FITOUSSI - "Sono molto felice per il presidente della Repubblica francese, François Hollande perché non poteva assistere inerme al naufragio dell'Europa e non solo dell'Europa. Perché era questa la posta in palio. Sono meno soddisfatto dalle condizioni imposte alla Grecia e in particolare dal piano di privatizzazione" dice all'Adnkronos il professore emerito all'Institut d'Etudes Politiques de Paris, Jean-Paul Fitoussi. Queste condizioni per la Grecia, sottolinea l'economista francese, "significano ancora sofferenza per il popolo greco".

VAROUFAKIS - L'ex ministro greco delle Finanze Yanis Varoufakis aveva un piano per sfidare i creditori internazionali all'indomani del No al referendum, ma il primo ministro Alexis Tsipras non ha voluto dargli retta. A raccontarlo è lo stesso Varoufakis in un'intervista al New Statesman. Varoufakis voleva fare tre mosse: emettere dei pagherò in euro, tagliare il debito nei confronti della Bce e riprendere il controllo della Banca di Grecia dalla Bce.

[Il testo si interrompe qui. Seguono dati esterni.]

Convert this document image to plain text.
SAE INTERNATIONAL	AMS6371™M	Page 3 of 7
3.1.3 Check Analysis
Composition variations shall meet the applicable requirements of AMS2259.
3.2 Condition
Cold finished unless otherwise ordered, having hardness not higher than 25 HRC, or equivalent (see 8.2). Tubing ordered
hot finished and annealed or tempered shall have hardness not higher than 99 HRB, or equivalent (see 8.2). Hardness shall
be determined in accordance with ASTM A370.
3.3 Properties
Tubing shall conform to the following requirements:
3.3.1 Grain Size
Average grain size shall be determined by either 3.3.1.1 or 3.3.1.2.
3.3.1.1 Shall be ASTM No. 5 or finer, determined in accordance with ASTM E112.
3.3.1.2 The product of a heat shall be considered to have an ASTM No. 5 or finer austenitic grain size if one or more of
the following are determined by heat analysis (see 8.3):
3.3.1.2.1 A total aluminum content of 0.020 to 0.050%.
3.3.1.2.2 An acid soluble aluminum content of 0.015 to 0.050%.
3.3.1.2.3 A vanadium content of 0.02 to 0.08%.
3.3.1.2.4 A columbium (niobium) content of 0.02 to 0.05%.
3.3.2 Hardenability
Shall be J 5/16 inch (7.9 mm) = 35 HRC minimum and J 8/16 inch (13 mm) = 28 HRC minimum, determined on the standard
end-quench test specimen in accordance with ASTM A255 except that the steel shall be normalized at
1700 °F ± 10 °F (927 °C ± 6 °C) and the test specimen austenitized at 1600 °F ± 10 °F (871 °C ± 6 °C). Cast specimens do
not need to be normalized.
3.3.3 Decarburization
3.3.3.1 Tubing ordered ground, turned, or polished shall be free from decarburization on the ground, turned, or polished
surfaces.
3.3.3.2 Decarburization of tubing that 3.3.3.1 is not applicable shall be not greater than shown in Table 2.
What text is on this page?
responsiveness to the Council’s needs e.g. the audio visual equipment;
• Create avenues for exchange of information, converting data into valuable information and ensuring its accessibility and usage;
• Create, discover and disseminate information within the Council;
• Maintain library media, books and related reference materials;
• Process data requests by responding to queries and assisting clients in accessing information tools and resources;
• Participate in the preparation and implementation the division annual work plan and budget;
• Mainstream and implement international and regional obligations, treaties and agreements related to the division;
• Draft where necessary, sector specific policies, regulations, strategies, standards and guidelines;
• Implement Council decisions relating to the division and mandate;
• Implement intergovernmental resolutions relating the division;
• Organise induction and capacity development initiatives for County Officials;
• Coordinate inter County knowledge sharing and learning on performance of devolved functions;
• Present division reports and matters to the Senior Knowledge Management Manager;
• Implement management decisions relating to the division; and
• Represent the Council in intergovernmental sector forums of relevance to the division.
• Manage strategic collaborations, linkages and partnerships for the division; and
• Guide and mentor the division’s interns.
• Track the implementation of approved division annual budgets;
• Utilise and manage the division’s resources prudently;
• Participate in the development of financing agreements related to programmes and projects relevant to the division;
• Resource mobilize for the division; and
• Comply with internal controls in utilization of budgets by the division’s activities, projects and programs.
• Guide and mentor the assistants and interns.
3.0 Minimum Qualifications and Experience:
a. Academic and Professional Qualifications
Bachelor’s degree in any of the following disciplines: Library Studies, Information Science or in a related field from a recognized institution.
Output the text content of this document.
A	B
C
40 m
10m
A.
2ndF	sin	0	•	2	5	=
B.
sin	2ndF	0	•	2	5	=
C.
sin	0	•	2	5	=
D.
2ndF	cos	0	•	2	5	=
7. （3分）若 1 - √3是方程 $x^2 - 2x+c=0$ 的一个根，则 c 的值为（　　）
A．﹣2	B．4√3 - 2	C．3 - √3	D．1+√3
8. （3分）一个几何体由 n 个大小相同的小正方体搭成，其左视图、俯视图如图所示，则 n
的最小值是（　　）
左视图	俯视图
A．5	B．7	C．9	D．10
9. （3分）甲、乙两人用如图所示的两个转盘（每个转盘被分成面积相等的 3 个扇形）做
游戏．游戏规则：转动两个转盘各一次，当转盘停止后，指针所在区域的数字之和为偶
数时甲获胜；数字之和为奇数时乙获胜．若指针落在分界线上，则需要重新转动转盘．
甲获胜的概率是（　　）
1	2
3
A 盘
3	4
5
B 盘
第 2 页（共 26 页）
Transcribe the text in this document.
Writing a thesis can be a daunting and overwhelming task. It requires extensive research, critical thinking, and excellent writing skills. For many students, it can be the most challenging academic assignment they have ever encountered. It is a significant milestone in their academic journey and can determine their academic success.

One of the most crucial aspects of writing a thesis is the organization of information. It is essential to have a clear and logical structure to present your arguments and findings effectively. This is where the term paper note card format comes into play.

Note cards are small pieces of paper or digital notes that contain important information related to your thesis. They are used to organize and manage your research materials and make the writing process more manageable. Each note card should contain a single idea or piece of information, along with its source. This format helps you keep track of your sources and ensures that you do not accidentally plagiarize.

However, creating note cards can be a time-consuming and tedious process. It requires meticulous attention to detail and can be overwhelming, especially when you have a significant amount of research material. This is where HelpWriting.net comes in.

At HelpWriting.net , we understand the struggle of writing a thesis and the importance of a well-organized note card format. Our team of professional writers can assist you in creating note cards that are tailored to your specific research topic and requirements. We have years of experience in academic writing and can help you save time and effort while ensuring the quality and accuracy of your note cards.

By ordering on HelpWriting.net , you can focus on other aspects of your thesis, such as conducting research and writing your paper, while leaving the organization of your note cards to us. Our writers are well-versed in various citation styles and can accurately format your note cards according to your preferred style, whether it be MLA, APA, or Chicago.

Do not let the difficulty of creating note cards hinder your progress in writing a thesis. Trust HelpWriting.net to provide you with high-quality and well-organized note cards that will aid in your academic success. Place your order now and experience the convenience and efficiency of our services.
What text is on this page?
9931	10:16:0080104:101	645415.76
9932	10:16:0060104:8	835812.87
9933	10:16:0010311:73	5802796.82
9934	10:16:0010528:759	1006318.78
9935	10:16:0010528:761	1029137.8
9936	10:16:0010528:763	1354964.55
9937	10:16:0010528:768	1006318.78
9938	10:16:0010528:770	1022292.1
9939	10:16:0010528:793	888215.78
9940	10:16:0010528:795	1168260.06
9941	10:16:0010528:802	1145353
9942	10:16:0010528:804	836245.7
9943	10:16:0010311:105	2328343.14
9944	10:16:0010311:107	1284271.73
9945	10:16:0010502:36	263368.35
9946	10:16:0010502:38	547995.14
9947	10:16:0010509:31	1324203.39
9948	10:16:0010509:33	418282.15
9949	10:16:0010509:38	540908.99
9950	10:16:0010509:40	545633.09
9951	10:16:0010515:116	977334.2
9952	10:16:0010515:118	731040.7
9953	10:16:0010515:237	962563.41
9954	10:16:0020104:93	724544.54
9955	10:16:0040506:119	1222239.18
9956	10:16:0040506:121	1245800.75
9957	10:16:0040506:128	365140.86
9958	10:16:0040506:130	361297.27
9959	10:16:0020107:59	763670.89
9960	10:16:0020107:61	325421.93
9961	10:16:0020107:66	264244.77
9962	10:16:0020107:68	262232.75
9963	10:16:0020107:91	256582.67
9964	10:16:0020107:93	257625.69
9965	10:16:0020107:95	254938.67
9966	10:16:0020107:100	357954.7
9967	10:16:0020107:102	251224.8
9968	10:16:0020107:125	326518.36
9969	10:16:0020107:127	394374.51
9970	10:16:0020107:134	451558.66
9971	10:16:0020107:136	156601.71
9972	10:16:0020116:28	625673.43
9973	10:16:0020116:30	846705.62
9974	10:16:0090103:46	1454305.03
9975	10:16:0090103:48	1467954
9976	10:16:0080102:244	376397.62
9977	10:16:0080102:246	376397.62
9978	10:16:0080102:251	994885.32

Nessuno di questi passi, afferma Varoufakis, avrebbe portato ad una Grexit, ma di fatto avrebbe fatto capire che era possibile. L'idea era che solo rendendo la Grexit possibile la Grecia avrebbe potuto ottenere un accordo migliore.

NIENTE GREXIT - "Non ci sarà Grexit e siamo soddisfatti del risultato trovato" ha affermato, aggiungendo: "La Commissione ha sempre insistito sulla dimensione del problema e che accanto al consolidamento dei conti pubblici non bisogna dimenticare che c'è bisogno di crescita e di investimenti".

I capi di Stato e di governo hanno continuato a negoziare per tutta la notte su ognuno dei punti controversi della bozza di conclusioni lavorata domenica dall'Eurogruppo sulle condizioni chieste ad Atene per avviare i negoziati per un terzo programma di salvataggio con il fondo salva-Stati Esm.